There is nothing like a display of commitment by world leaders to reduce global poverty and hunger to turn the stomach. This is just to forewarn you that there’s another gathering taking place in New York this week.
Nick Clegg, who will be pleased the escape the simmering anger of delegates at the Lib Dem conference in Liverpool, will join others at the United Nations. The plan is to take stock of the progress – or more precisely, the lack of it – on eight UN Millennium Development Goals (MDGs) adopted 10 years ago.
Surprise, surprise. A new UN report, The Global Partnership for Development at a Critical Juncture, finds “serious gaps” in the realisation of commitments only five years away from the deadline for achieving the MDGs.
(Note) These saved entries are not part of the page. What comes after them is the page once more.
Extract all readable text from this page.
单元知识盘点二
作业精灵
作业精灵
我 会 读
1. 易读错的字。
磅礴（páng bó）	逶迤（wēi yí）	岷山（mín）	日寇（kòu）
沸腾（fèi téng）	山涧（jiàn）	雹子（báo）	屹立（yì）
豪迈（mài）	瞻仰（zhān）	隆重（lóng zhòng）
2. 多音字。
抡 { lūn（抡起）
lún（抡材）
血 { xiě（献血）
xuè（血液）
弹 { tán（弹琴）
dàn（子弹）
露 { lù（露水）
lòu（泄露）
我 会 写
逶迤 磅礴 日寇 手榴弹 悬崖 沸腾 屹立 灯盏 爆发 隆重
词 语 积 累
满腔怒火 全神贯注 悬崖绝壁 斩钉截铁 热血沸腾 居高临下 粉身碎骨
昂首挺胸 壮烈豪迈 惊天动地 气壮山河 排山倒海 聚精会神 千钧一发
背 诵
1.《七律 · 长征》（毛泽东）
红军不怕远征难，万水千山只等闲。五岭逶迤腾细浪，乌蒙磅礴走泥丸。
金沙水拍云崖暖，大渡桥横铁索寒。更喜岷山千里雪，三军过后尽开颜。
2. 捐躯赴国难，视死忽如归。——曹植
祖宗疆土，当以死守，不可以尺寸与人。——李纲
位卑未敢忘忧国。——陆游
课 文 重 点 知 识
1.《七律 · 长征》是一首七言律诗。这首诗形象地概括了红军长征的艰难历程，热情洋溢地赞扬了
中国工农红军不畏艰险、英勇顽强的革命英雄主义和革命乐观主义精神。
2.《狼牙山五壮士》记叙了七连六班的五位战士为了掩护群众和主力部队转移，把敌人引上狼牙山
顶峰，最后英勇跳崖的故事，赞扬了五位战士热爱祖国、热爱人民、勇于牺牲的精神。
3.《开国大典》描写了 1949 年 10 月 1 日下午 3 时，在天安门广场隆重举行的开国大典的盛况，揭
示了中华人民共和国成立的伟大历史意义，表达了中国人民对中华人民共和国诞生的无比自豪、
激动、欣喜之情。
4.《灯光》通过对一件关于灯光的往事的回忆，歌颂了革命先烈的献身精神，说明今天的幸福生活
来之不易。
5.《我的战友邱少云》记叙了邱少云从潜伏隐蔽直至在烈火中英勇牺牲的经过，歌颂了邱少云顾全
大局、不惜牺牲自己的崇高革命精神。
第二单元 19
These are agreed targets that aim to reduce poverty, hunger, maternal and child deaths, disease, inadequate shelter, gender inequality and environmental degradation by 2015.
Remember Gleneagles, when the G8 group of major economies pledged in 2005 to increase official development assistance (ODA) by $50 billion and double aid to Africa by $25 billion? Presently, the funding gap on commitments to Africa alone is over $16 billion.
Some countries are suggesting that the shortfall is a result of the financial crash. But this is disputed by Jeffrey Sachs, an MDG adviser to UN Secretary General Ban Ki-moon. "One could say there was a certain lack of seriousness in this process from the start," he says. "In 2007 and 2008 I would say [to G8 officials], what about Gleneagles? You have a commitment, 2010 is very explicit. And very senior officials in the German government would say to me, 'Oh Professor Sachs, you don't think they're going to be honoured, do you?'"
The cynicism in these remarks is of no consolation to the world’s starving. Global hunger is on the rise since the adoption of the UN goals, with nearly a billion people now going without adequate food. And the number of women who die in childbirth every year is still in the hundreds of thousands, falling far short of the UN goal to cut maternal deaths by three quarters.
The UN reports that there has been no significant reduction in the tariffs imposed by developed countries on poorer countries, and average tariffs on key products from developing countries remain relatively high. This is because no developed capitalist country is going to give up a competitive edge to back up commitments with deeds.
Agricultural subsidies in developed countries still represent three times the present amount of ODA flows and remain high in absolute terms. “This continues to undermine prices and income opportunities for farmers in developing countries, affecting food security, most alarmingly, in places where hunger is widespread,” says the UN.
As for pledges of debt relief, 27 out of 39 low-income and small middle-income countries are in “debt distress” or at high risk of facing that condition. These nations can end up paying more in interest on loans than they receive in aid.
When it comes to access to medicines, the report find that the cost of many essential medicines has actually been rising, meaning that even the lowest priced generic medicines for both chronic and acute diseases remain unaffordable for many of the world’s poor. On average, in 2008, people in developing countries paid almost three to six times the international reference prices.
You can be sure that the usual pledges to help the world’s poor will be repeated in New York. You can also be certain that gross inequalities will persist so long as the world is run by major economic and financial corporations fronted up by tame politicians.